Project the future value of a lump sum investment, a series of regular contributions, or both combined. Enter a starting balance, an expected annual return, a time horizon, and optional recurring deposits. The calculator returns the ending balance in nominal dollars and, optionally, in inflation-adjusted (real) dollars. Built by the Reed Corporation CPA team for clients who want a clean projection before deciding on savings rate, asset allocation, or retirement timing.

Calculator

Investment inputs

Future value (nominal)
Future value (inflation-adjusted)
Total contributions
Total interest / growth

How the future value calculation works

The future value of a lump sum is FV = PV x (1 + r/n)^(nxt), where PV is the present value, r is the annual return, n is the number of compounding periods per year, and t is years. For recurring contributions (an annuity), the formula is FV = PMT x [((1 + r/n)^(nxt) – 1) / (r/n)], where PMT is the periodic payment. The calculator combines both: grow the initial balance separately, grow the contributions as an annuity, then sum the two.

The inflation adjustment divides the nominal future value by (1 + inflation rate)^years. This converts the projected balance into today’s purchasing power — useful for retirement planning where the nominal balance looks large but the real value is what matters for spending.

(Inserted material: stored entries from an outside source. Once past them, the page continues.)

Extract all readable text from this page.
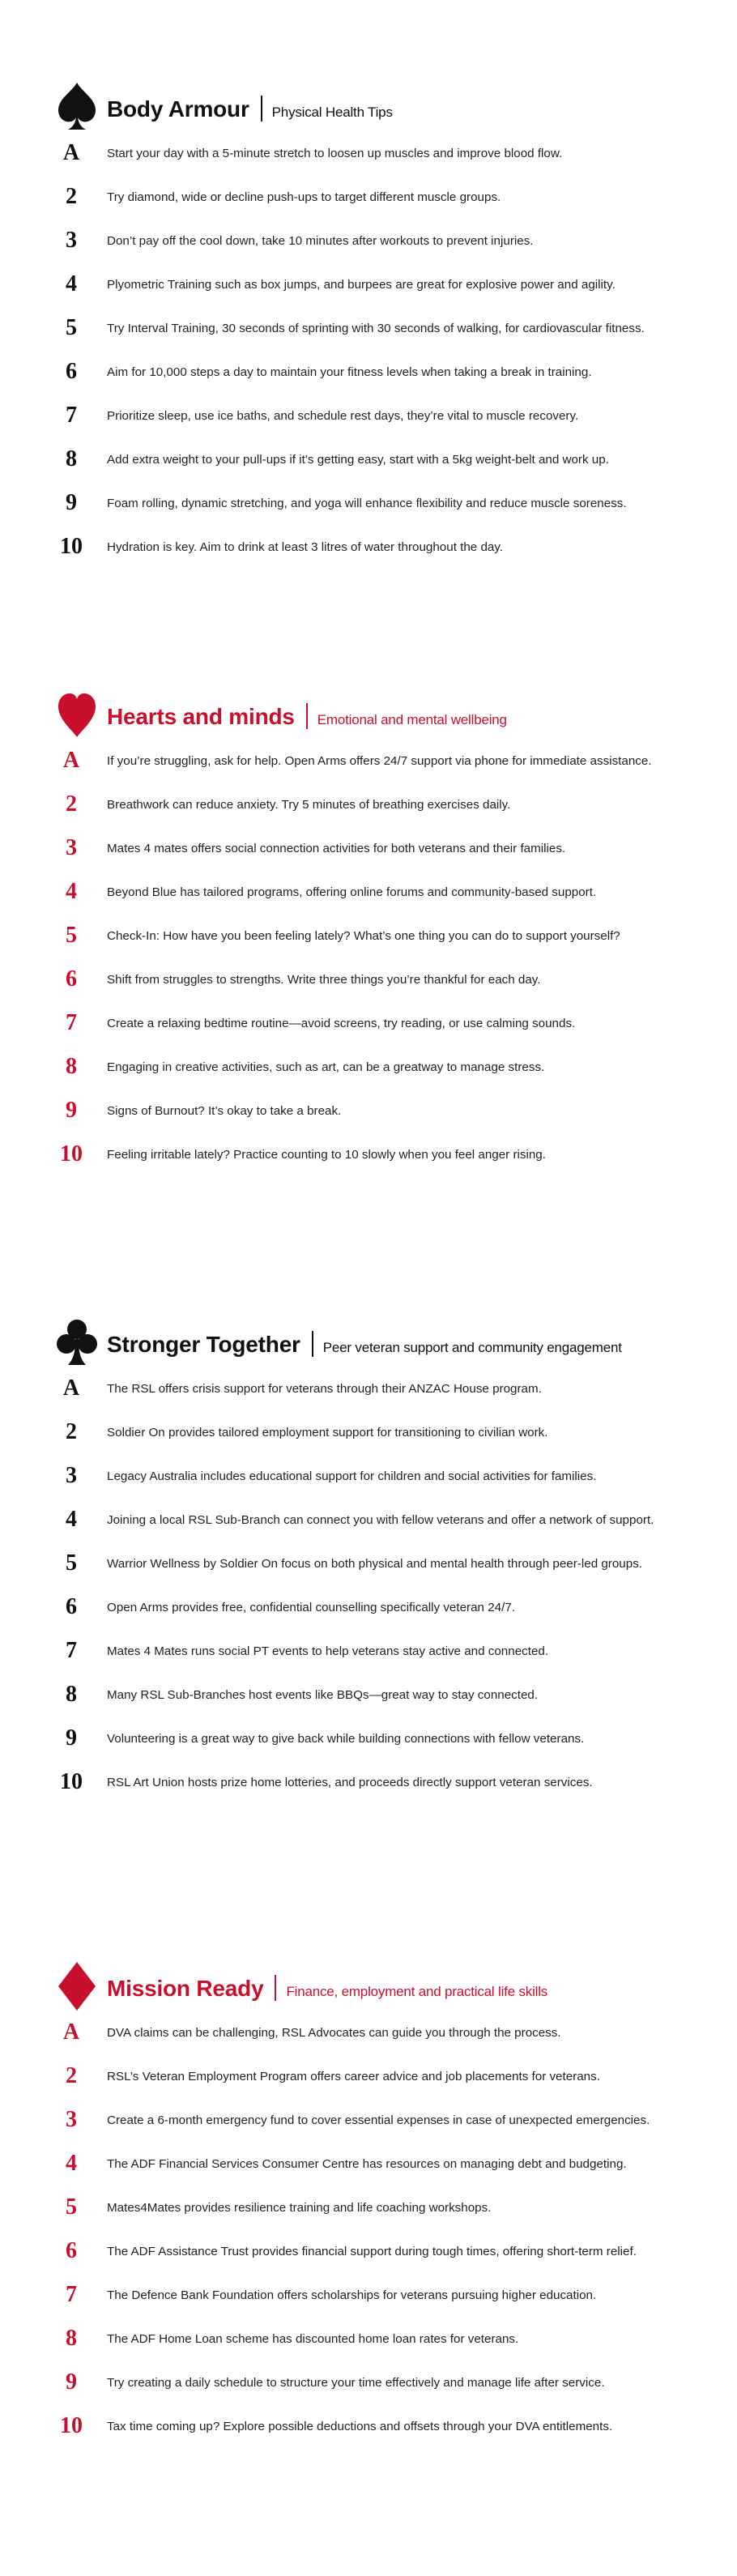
Body Armour Physical Health Tips
A	Start your day with a 5-minute stretch to loosen up muscles and improve blood flow.
2	Try diamond, wide or decline push-ups to target different muscle groups.
3	Don’t pay off the cool down, take 10 minutes after workouts to prevent injuries.
4	Plyometric Training such as box jumps, and burpees are great for explosive power and agility.
5	Try Interval Training, 30 seconds of sprinting with 30 seconds of walking, for cardiovascular fitness.
6	Aim for 10,000 steps a day to maintain your fitness levels when taking a break in training.
7	Prioritize sleep, use ice baths, and schedule rest days, they’re vital to muscle recovery.
8	Add extra weight to your pull-ups if it’s getting easy, start with a 5kg weight-belt and work up.
9	Foam rolling, dynamic stretching, and yoga will enhance flexibility and reduce muscle soreness.
10	Hydration is key. Aim to drink at least 3 litres of water throughout the day.
Hearts and minds Emotional and mental wellbeing
A	If you’re struggling, ask for help. Open Arms offers 24/7 support via phone for immediate assistance.
2	Breathwork can reduce anxiety. Try 5 minutes of breathing exercises daily.
3	Mates 4 mates offers social connection activities for both veterans and their families.
4	Beyond Blue has tailored programs, offering online forums and community-based support.
5	Check-In: How have you been feeling lately? What’s one thing you can do to support yourself?
6	Shift from struggles to strengths. Write three things you’re thankful for each day.
7	Create a relaxing bedtime routine—avoid screens, try reading, or use calming sounds.
8	Engaging in creative activities, such as art, can be a greatway to manage stress.
9	Signs of Burnout? It’s okay to take a break.
10	Feeling irritable lately? Practice counting to 10 slowly when you feel anger rising.
Stronger Together Peer veteran support and community engagement
A	The RSL offers crisis support for veterans through their ANZAC House program.
2	Soldier On provides tailored employment support for transitioning to civilian work.
3	Legacy Australia includes educational support for children and social activities for families.
4	Joining a local RSL Sub-Branch can connect you with fellow veterans and offer a network of support.
5	Warrior Wellness by Soldier On focus on both physical and mental health through peer-led groups.
6	Open Arms provides free, confidential counselling specifically veteran 24/7.
7	Mates 4 Mates runs social PT events to help veterans stay active and connected.
8	Many RSL Sub-Branches host events like BBQs—great way to stay connected.
9	Volunteering is a great way to give back while building connections with fellow veterans.
10	RSL Art Union hosts prize home lotteries, and proceeds directly support veteran services.
Mission Ready Finance, employment and practical life skills
A	DVA claims can be challenging, RSL Advocates can guide you through the process.
2	RSL’s Veteran Employment Program offers career advice and job placements for veterans.
3	Create a 6-month emergency fund to cover essential expenses in case of unexpected emergencies.
4	The ADF Financial Services Consumer Centre has resources on managing debt and budgeting.
5	Mates4Mates provides resilience training and life coaching workshops.
6	The ADF Assistance Trust provides financial support during tough times, offering short-term relief.
7	The Defence Bank Foundation offers scholarships for veterans pursuing higher education.
8	The ADF Home Loan scheme has discounted home loan rates for veterans.
9	Try creating a daily schedule to structure your time effectively and manage life after service.
10	Tax time coming up? Explore possible deductions and offsets through your DVA entitlements.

The Rule of 72: divide 72 by the annual return to estimate how many years it takes to double your money. At 7%, money doubles roughly every 10.3 years. At 10%, every 7.2 years. Compounding is slow at first and dramatic at the end — the last decade of a 30-year projection typically contains more growth than the first two decades combined.

Return rate assumptions

The historical average annual return of the S&P 500 is approximately 10% nominal (7% real after inflation) over long periods. A diversified portfolio with bonds typically returns 6-8% nominal depending on allocation. For retirement projections, most financial planners use 6-7% nominal as a conservative assumption, with 3% inflation producing a ~3-4% real return expectation.

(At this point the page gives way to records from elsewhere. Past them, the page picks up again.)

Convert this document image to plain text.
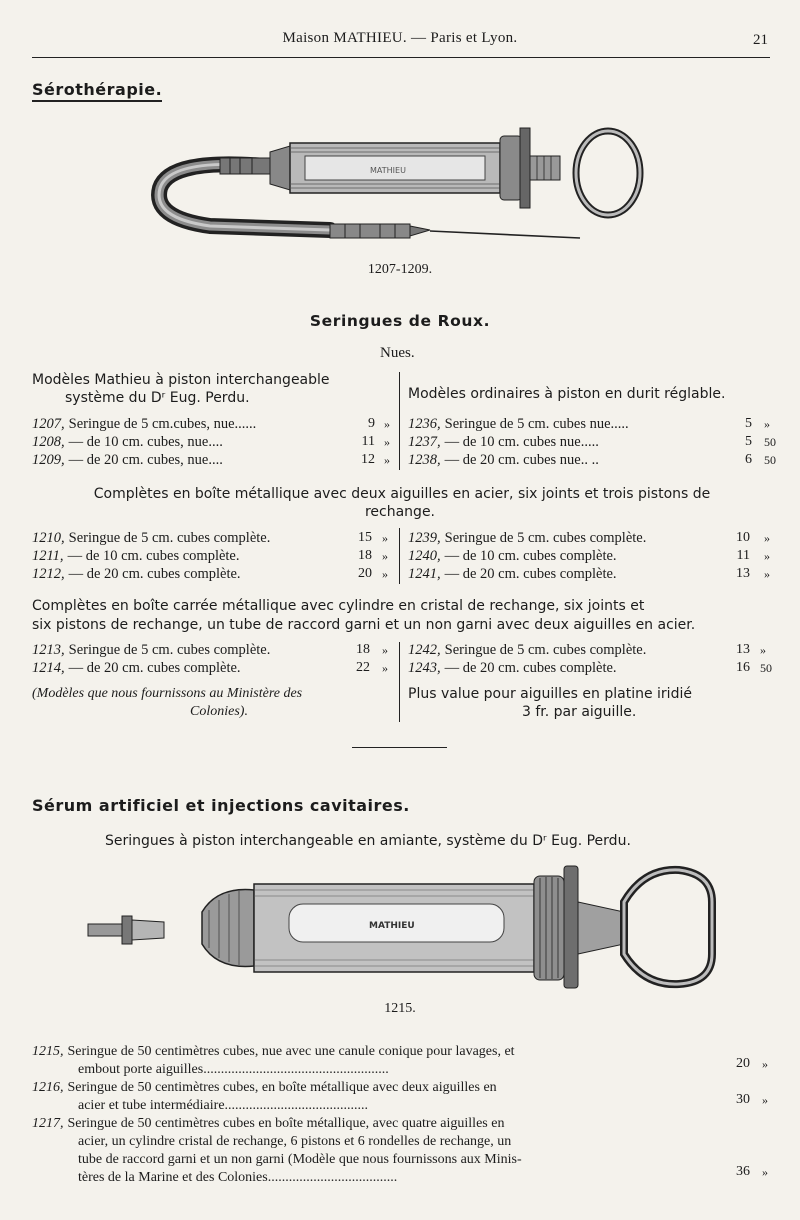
Maison MATHIEU. — Paris et Lyon.	21
Sérothérapie.
MATHIEU
1207-1209.
Seringues de Roux.
Nues.
Modèles Mathieu à piston interchangeable
système du Dʳ Eug. Perdu.	Modèles ordinaires à piston en durit réglable.
1207, Seringue de 5 cm.cubes, nue......	9 »
1208, — de 10 cm. cubes, nue....	11 »
1209, — de 20 cm. cubes, nue....	12 »
1236, Seringue de 5 cm. cubes nue.....	5 »
1237, — de 10 cm. cubes nue.....	5 50
1238, — de 20 cm. cubes nue.. ..	6 50
Complètes en boîte métallique avec deux aiguilles en acier, six joints et trois pistons de
rechange.
1210, Seringue de 5 cm. cubes complète.	15 »
1211, — de 10 cm. cubes complète.	18 »
1212, — de 20 cm. cubes complète.	20 »
1239, Seringue de 5 cm. cubes complète.	10 »
1240, — de 10 cm. cubes complète.	11 »
1241, — de 20 cm. cubes complète.	13 »
Complètes en boîte carrée métallique avec cylindre en cristal de rechange, six joints et
six pistons de rechange, un tube de raccord garni et un non garni avec deux aiguilles en acier.
1213, Seringue de 5 cm. cubes complète.	18 »
1214, — de 20 cm. cubes complète.	22 »
1242, Seringue de 5 cm. cubes complète.	13 »
1243, — de 20 cm. cubes complète.	16 50
(Modèles que nous fournissons au Ministère des
Colonies).
Plus value pour aiguilles en platine iridié
3 fr. par aiguille.
Sérum artificiel et injections cavitaires.
Seringues à piston interchangeable en amiante, système du Dʳ Eug. Perdu.
MATHIEU
1215.
1215, Seringue de 50 centimètres cubes, nue avec une canule conique pour lavages, et
embout porte aiguilles.....................................................	20 »
1216, Seringue de 50 centimètres cubes, en boîte métallique avec deux aiguilles en
acier et tube intermédiaire.........................................	30 »
1217, Seringue de 50 centimètres cubes en boîte métallique, avec quatre aiguilles en
acier, un cylindre cristal de rechange, 6 pistons et 6 rondelles de rechange, un
tube de raccord garni et un non garni (Modèle que nous fournissons aux Minis-
tères de la Marine et des Colonies.....................................	36 »
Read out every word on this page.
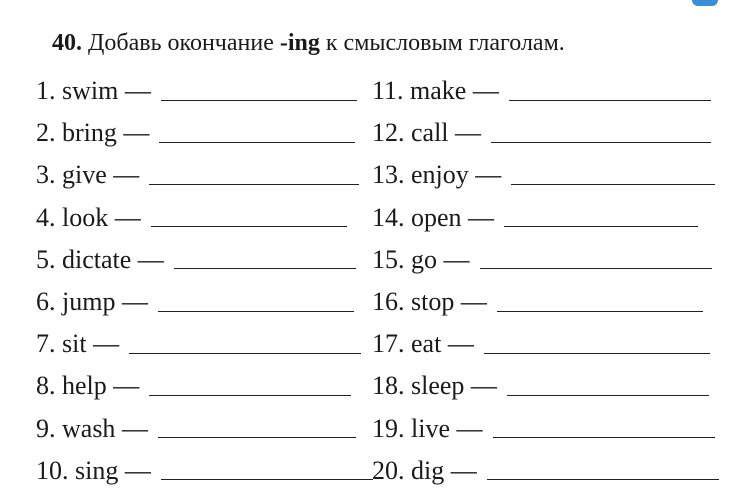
40. Добавь окончание -ing к смысловым глаголам.
1. swim —
2. bring —
3. give —
4. look —
5. dictate —
6. jump —
7. sit —
8. help —
9. wash —
10. sing —
11. make —
12. call —
13. enjoy —
14. open —
15. go —
16. stop —
17. eat —
18. sleep —
19. live —
20. dig —
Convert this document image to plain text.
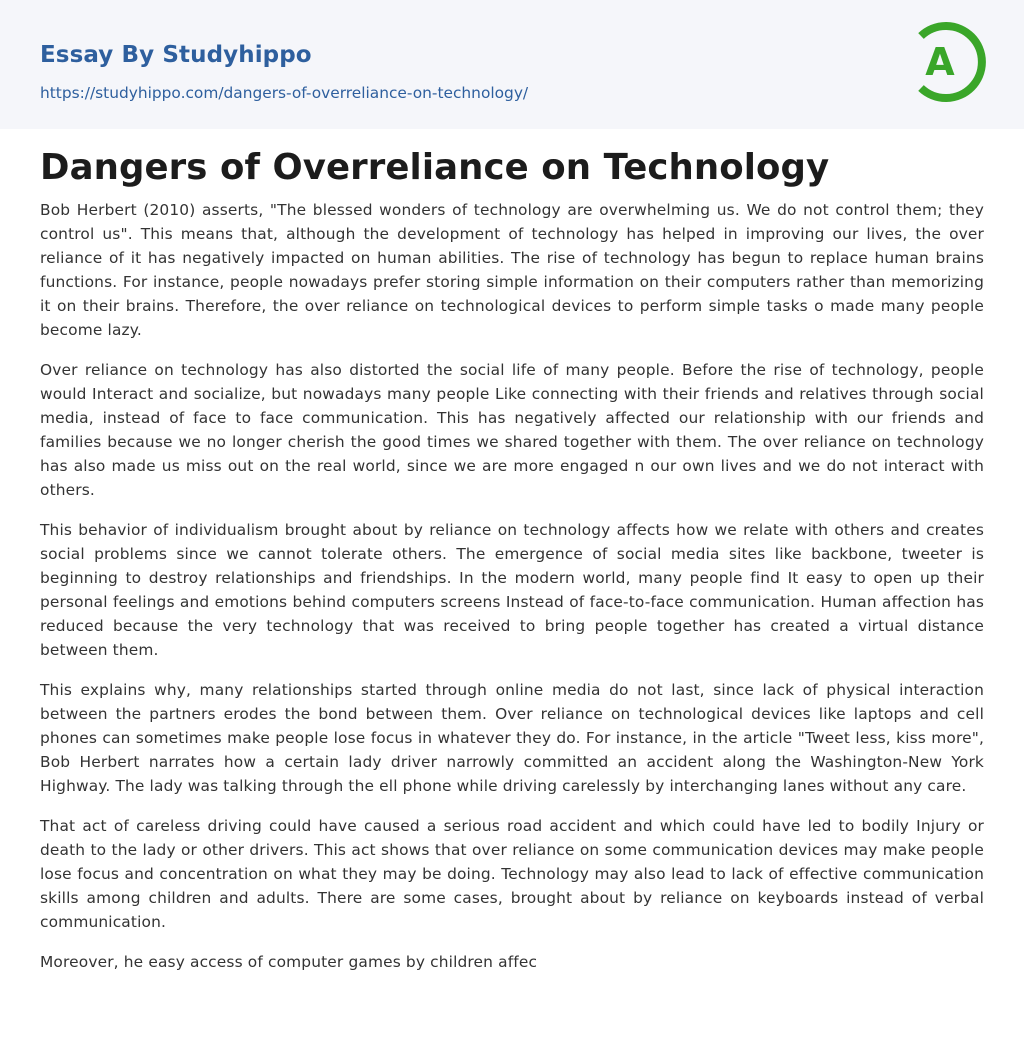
Essay By Studyhippo
https://studyhippo.com/dangers-of-overreliance-on-technology/
A
Dangers of Overreliance on Technology

Bob Herbert (2010) asserts, "The blessed wonders of technology are overwhelming us. We do not control them; they control us". This means that, although the development of technology has helped in improving our lives, the over reliance of it has negatively impacted on human abilities. The rise of technology has begun to replace human brains functions. For instance, people nowadays prefer storing simple information on their computers rather than memorizing it on their brains. Therefore, the over reliance on technological devices to perform simple tasks o made many people become lazy.

Over reliance on technology has also distorted the social life of many people. Before the rise of technology, people would Interact and socialize, but nowadays many people Like connecting with their friends and relatives through social media, instead of face to face communication. This has negatively affected our relationship with our friends and families because we no longer cherish the good times we shared together with them. The over reliance on technology has also made us miss out on the real world, since we are more engaged n our own lives and we do not interact with others.

This behavior of individualism brought about by reliance on technology affects how we relate with others and creates social problems since we cannot tolerate others. The emergence of social media sites like backbone, tweeter is beginning to destroy relationships and friendships. In the modern world, many people find It easy to open up their personal feelings and emotions behind computers screens Instead of face-to-face communication. Human affection has reduced because the very technology that was received to bring people together has created a virtual distance between them.

This explains why, many relationships started through online media do not last, since lack of physical interaction between the partners erodes the bond between them. Over reliance on technological devices like laptops and cell phones can sometimes make people lose focus in whatever they do. For instance, in the article "Tweet less, kiss more", Bob Herbert narrates how a certain lady driver narrowly committed an accident along the Washington-New York Highway. The lady was talking through the ell phone while driving carelessly by interchanging lanes without any care.

That act of careless driving could have caused a serious road accident and which could have led to bodily Injury or death to the lady or other drivers. This act shows that over reliance on some communication devices may make people lose focus and concentration on what they may be doing. Technology may also lead to lack of effective communication skills among children and adults. There are some cases, brought about by reliance on keyboards instead of verbal communication.

Moreover, he easy access of computer games by children affec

Sequence-of-returns risk is not captured by a simple future value calculator: the order of good and bad years matters when withdrawals are occurring. A 7% average return with a bad stretch in the first few years of retirement damages a portfolio far more than the same bad stretch near the end of accumulation. For distribution-phase planning, Monte Carlo simulations provide more realistic projections than deterministic compound interest formulas.